Ledtas ignorait que Feldan avait déjà adopté un nom de substitution, lui aussi.

« Que pensez-vous de Valere ? proposa Valor. Ou bien, Vangelis ? Non... ? Valens, peut-être ? »

Ne serait-ce que pour protéger sa vie personnelle, Ledtas admettait volontiers qu'un nom de substitution revêtait un intérêt.
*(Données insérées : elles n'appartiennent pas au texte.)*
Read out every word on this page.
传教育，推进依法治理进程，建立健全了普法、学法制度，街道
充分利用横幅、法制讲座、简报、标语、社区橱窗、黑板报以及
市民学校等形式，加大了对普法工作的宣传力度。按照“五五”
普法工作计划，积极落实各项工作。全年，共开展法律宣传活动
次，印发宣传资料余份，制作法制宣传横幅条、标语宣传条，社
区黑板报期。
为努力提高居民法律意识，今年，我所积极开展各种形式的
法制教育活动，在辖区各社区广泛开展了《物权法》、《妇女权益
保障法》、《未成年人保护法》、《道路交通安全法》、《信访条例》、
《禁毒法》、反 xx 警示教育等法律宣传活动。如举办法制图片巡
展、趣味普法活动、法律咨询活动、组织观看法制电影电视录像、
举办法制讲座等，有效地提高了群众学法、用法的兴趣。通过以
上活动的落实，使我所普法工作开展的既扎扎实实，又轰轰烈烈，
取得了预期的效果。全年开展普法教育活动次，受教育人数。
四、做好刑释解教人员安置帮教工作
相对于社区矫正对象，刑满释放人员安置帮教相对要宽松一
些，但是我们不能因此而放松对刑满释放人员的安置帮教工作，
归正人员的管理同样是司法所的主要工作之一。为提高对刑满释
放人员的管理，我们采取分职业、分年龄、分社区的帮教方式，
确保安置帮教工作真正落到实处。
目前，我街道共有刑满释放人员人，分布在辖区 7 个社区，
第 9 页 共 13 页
Tout bien considéré, Tal'Garath ouvrait un nouveau chapitre de sa carrière politique en faisant fi de sa précédente expérience en tant que Voix de Valor. Une polémique avait certes enflé suite à sa nomination en tant que Haut-Commandant, mais la mémoire des Conglomérés était courte, en plus d'être manipulée par l'actualité instantanée et les discours des Voix. Ainsi, quand bien même Tal'Garath et Vorothar étaient la même personne, c'était comme s'il repartait de zéro sous sa véritable identité. Le public le jugeait différemment, lui laissant libre cours de se construire une toute nouvelle réputation.
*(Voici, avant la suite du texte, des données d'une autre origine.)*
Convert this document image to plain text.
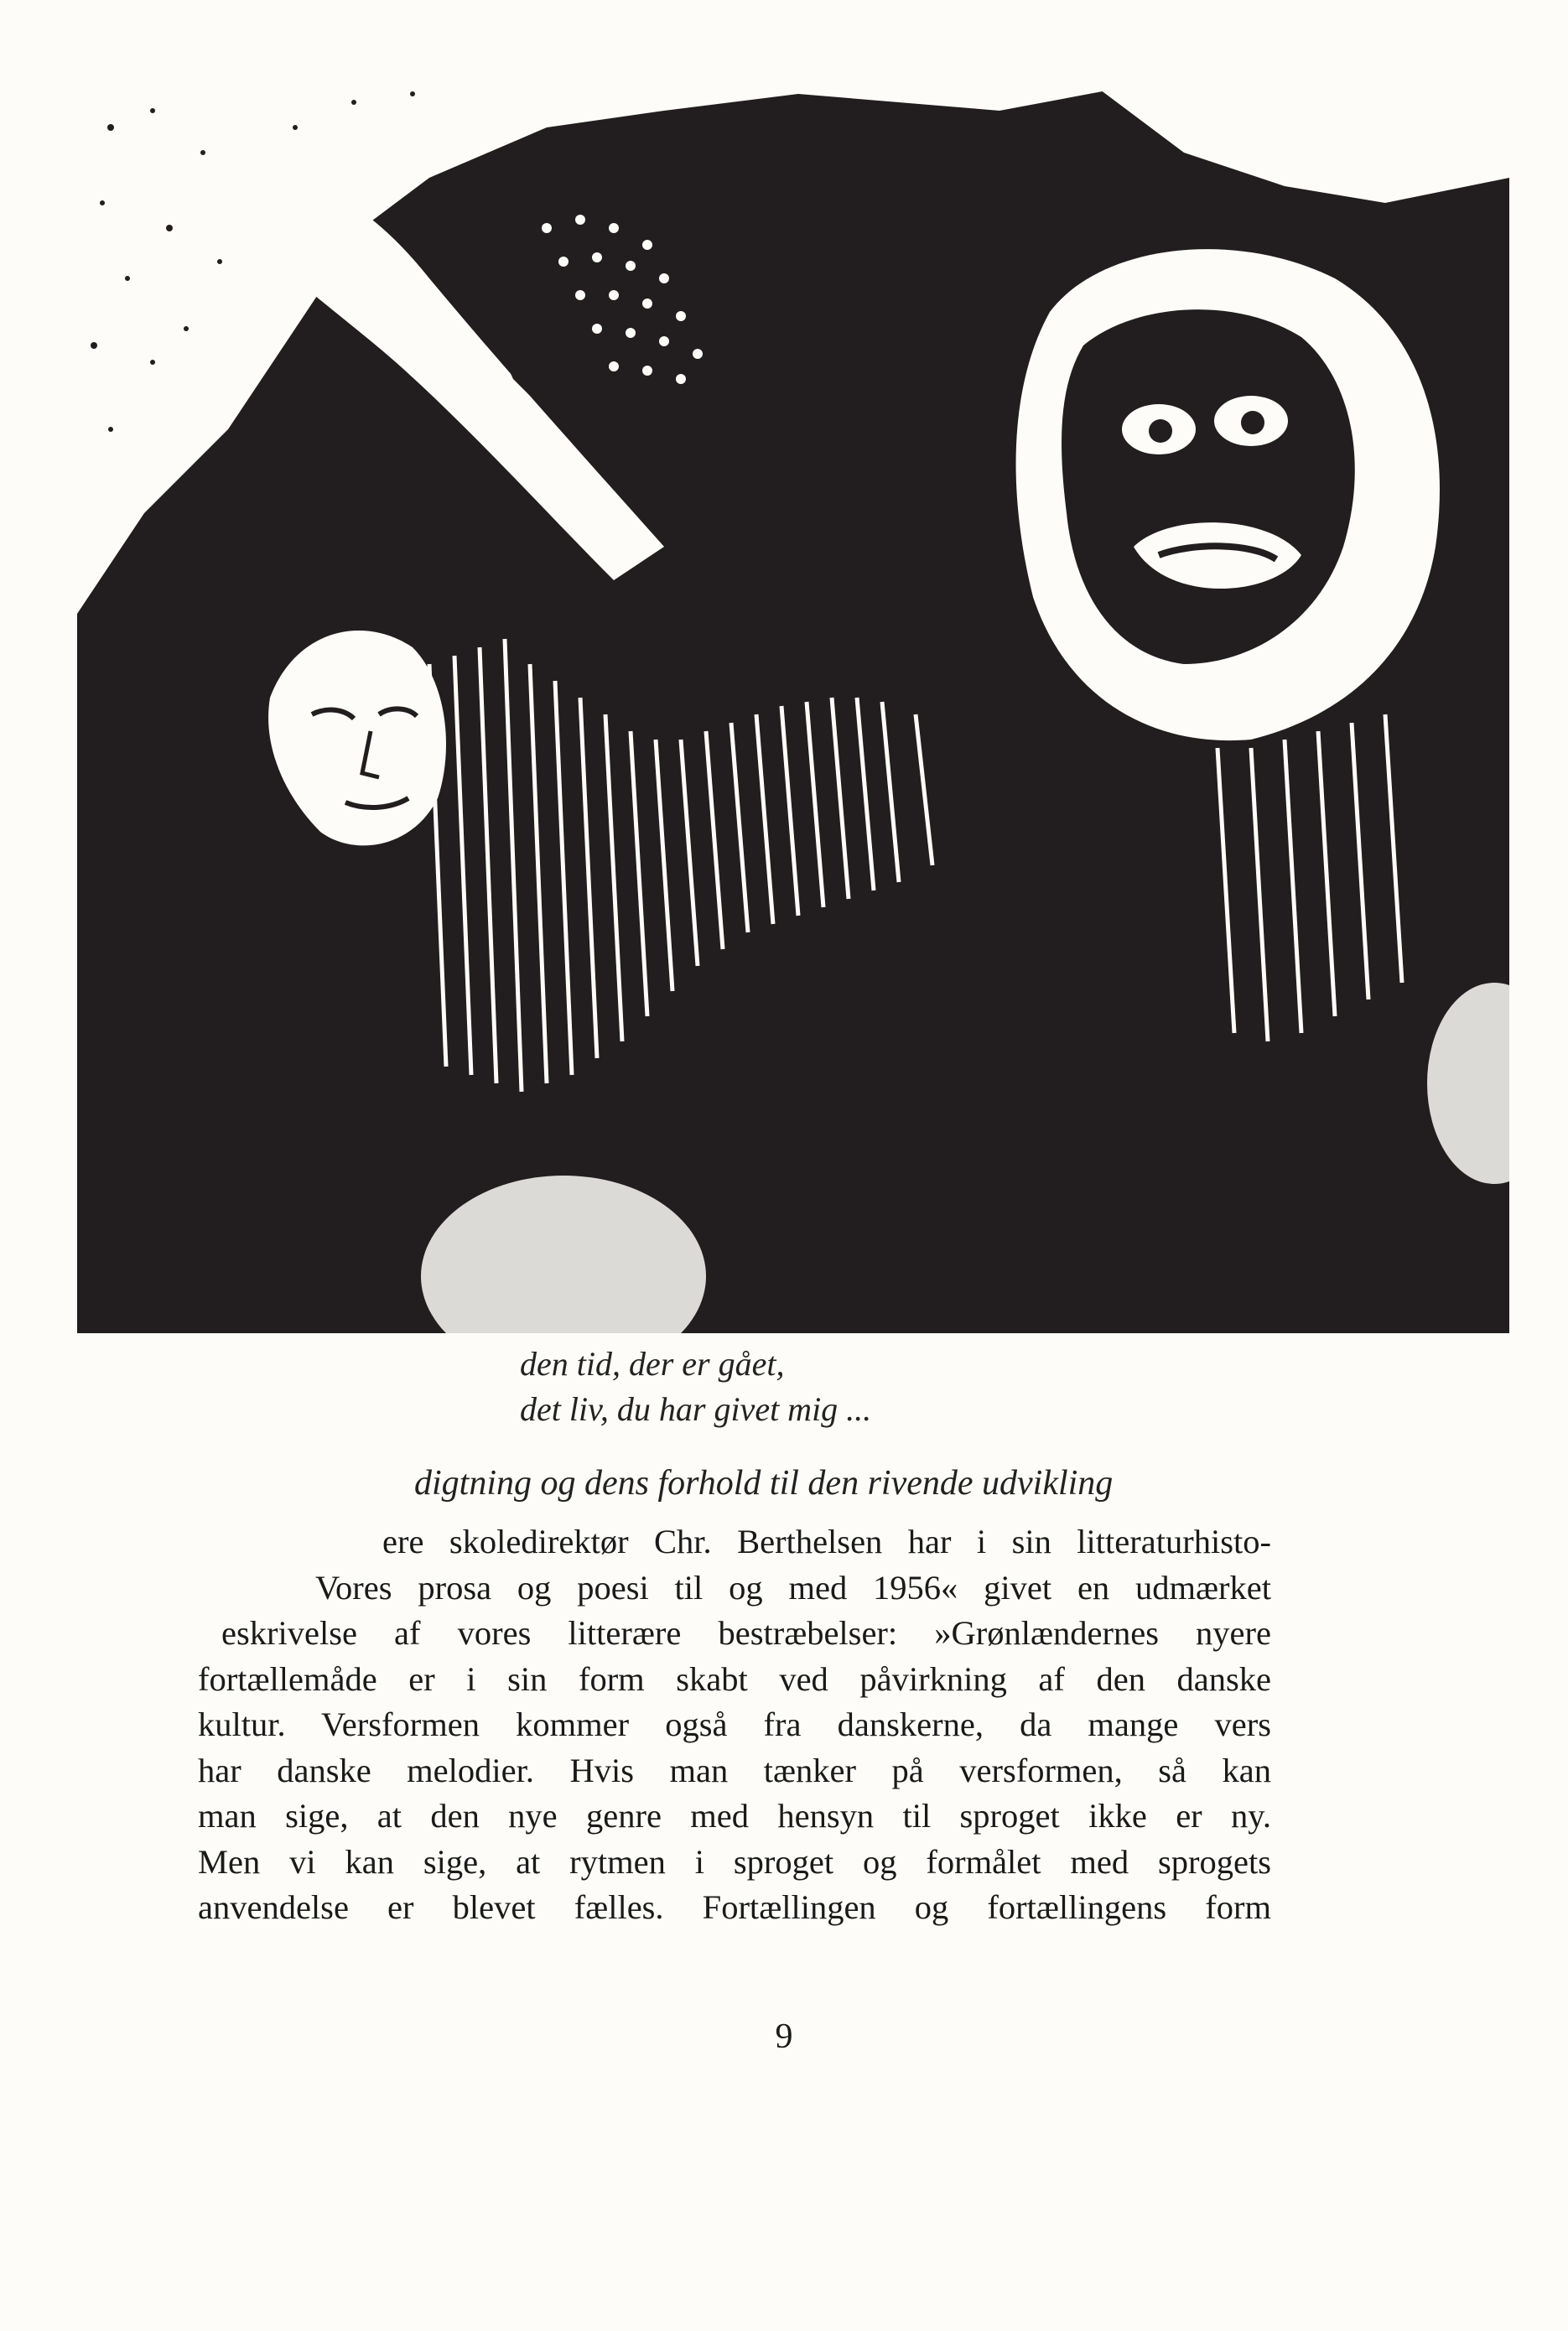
den tid, der er gået,
det liv, du har givet mig ...
digtning og dens forhold til den rivende udvikling
ere skoledirektør Chr. Berthelsen har i sin litteraturhisto-
Vores prosa og poesi til og med 1956« givet en udmærket
eskrivelse af vores litterære bestræbelser: »Grønlændernes nyere
fortællemåde er i sin form skabt ved påvirkning af den danske
kultur. Versformen kommer også fra danskerne, da mange vers
har danske melodier. Hvis man tænker på versformen, så kan
man sige, at den nye genre med hensyn til sproget ikke er ny.
Men vi kan sige, at rytmen i sproget og formålet med sprogets
anvendelse er blevet fælles. Fortællingen og fortællingens form
9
« Désolé, Excellence, répondit-il, encore mal à l'aise. L'intérêt m'apparaît clairement, mais je n'ai pas encore choisi.

— Bon, je n'insiste pas, concéda Valor. Vous n'avez pas vocation à vous mêler avec la foule et nous sommes en prise avec des sujets autrement plus pressants, mais tâchez d'y réfléchir. Je souhaitais m'entretenir en particulier avec vous au sujet du conseil de guerre. Qu'en avez-vous pensé, ma jeune Voix ?

— C'était... instructif, éluda Ledtas d'un ton aussi neutre que possible.
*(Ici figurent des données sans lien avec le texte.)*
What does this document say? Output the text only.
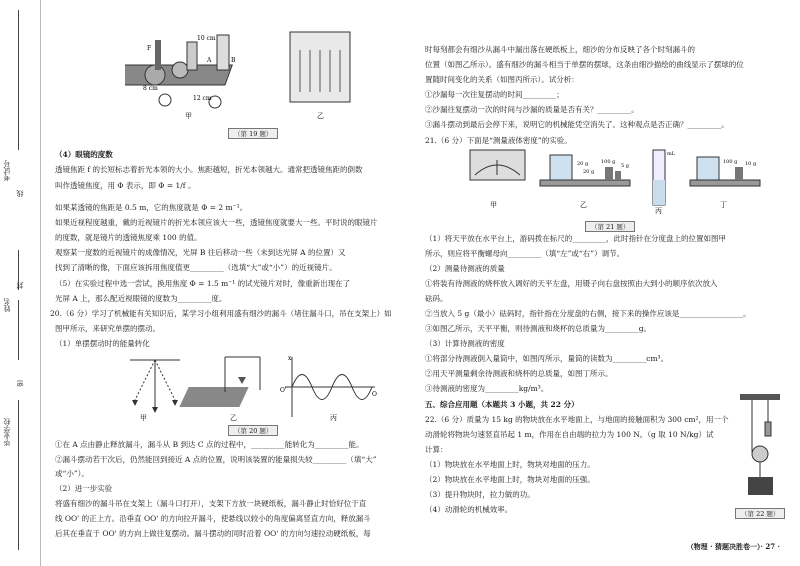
考试号
姓名
毕业学校
线
封
密
10 cm
F
A	B
8 cm
12 cm
甲	乙
（第 19 题）
（4）眼镜的度数
透镜焦距 f 的长短标志着折光本领的大小。焦距越短，折光本领越大。通常把透镜焦距的倒数
叫作透镜焦度，用 Φ 表示，即 Φ = 1/f 。
如果某透镜的焦距是 0.5 m，它的焦度就是 Φ = 2 m⁻¹。
如果近视程度越重，戴的近视镜片的折光本领应该大一些，透镜焦度就要大一些。平时说的眼镜片
的度数，就是镜片的透镜焦度乘 100 的值。
观察某一度数的近视镜片的成像情况，光屏 B 往后移动一些（未到达光屏 A 的位置）又
找到了清晰的像，下面应该拆用焦度值更_________（选填“大”或“小”）的近视镜片。
（5）在实验过程中选一尝试，换用焦度 Φ = 1.5 m⁻¹ 的试光镜片对时，像重新出现在了
光屏 A 上，那么配近视眼镜的度数为_________度。
20.（6 分）学习了机械能有关知识后，某学习小组利用盛有细沙的漏斗（堵住漏斗口，吊在支架上）如
图甲所示，来研究单摆的摆动。
（1）单摆摆动时的能量转化
甲	乙	丙
O'
O
x
（第 20 题）
①在 A 点由静止释放漏斗，漏斗从 B 到达 C 点的过程中，_________能转化为_________能。
②漏斗摆动若干次后，仍然能回到接近 A 点的位置，说明该装置的能量损失较_________（填“大”
或“小”）。
（2）进一步实验
将盛有细沙的漏斗吊在支架上（漏斗口打开），支架下方放一块硬纸板，漏斗静止时恰好位于直
线 OO' 的正上方。沿垂直 OO' 的方向拉开漏斗，使悬线以较小的角度偏离竖直方向，释放漏斗
后其在垂直于 OO' 的方向上做往复摆动。漏斗摆动的同时沿着 OO' 的方向匀速拉动硬纸板，每
时每刻都会有细沙从漏斗中漏出落在硬纸板上，细沙的分布反映了各个时刻漏斗的
位置（如图乙所示）。盛有细沙的漏斗相当于单摆的摆球，这条由细沙描绘的曲线显示了摆球的位
置随时间变化的关系（如图丙所示）。试分析：
①沙漏每一次往复摆动的时间_________；
②沙漏往复摆动一次的时间与沙漏的质量是否有关？_________。
③漏斗摆动到最后会停下来，说明它的机械能凭空消失了。这种观点是否正确？_________。
21.（6 分）下面是“测量液体密度”的实验。
甲	乙
丙
丁
20 g	100 g
20 g
5 g
100 g 10 g
mL
（第 21 题）
（1）将天平放在水平台上，游码拨在标尺的_________，此时指针在分度盘上的位置如图甲
所示，则应将平衡螺母向_________（填“左”或“右”）调节。
（2）测量待测液的质量
①将装有待测液的烧杯放入调好的天平左盘，用镊子向右盘按照由大到小的顺序依次放入
砝码。
②当放入 5 g（最小）砝码时，指针指在分度盘的右侧，接下来的操作应该是_________________。
③如图乙所示，天平平衡，则待测液和烧杯的总质量为_________g。
（3）计算待测液的密度
①将部分待测液倒入量筒中，如图丙所示，量筒的读数为_________cm³。
②用天平测量剩余待测液和烧杯的总质量，如图丁所示。
③待测液的密度为_________kg/m³。
五、综合应用题（本题共 3 小题，共 22 分）
22.（6 分）质量为 15 kg 的物块放在水平地面上，与地面的接触面积为 300 cm²，用一个
动滑轮将物块匀速竖直吊起 1 m，作用在自由端的拉力为 100 N。（g 取 10 N/kg）试
计算：
（1）物块放在水平地面上时，物块对地面的压力。
（2）物块放在水平地面上时，物块对地面的压强。
（3）提升物块时，拉力做的功。
（4）动滑轮的机械效率。	（第 22 题）
（物理 · 猜题决胜卷一）· 27 ·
— Mais encore ? creusa le Primat. Qu'avez-vous pensé de ma... sommation ?

— Elle a fait son petit effet, je ne peux le nier, répondit-il d'un ton diplomate.

— Un joli coup de bluff dont je ne suis pas peu fier, assurément, dit Valor en hochant la tête d'un air satisfait. Laissez-moi vous instruire un court instant avant de prendre congé. Vous sortez sans doute d'une telle session avec l'esprit embrumé, tout cela est nouveau pour vous. Rendez-vous compte, même les autres Autorités ont été remuées par mon ultimatum alors qu'elles sont familières à de telles pratiques. J'ai eu recours à ce passage en force parce que le contexte l'exigeait. Nous devions avancer sans plus tarder et nous n'avions pas le luxe de gaspiller une seule journée pour nous égarer dans des débats aussi puérils qu'interminables.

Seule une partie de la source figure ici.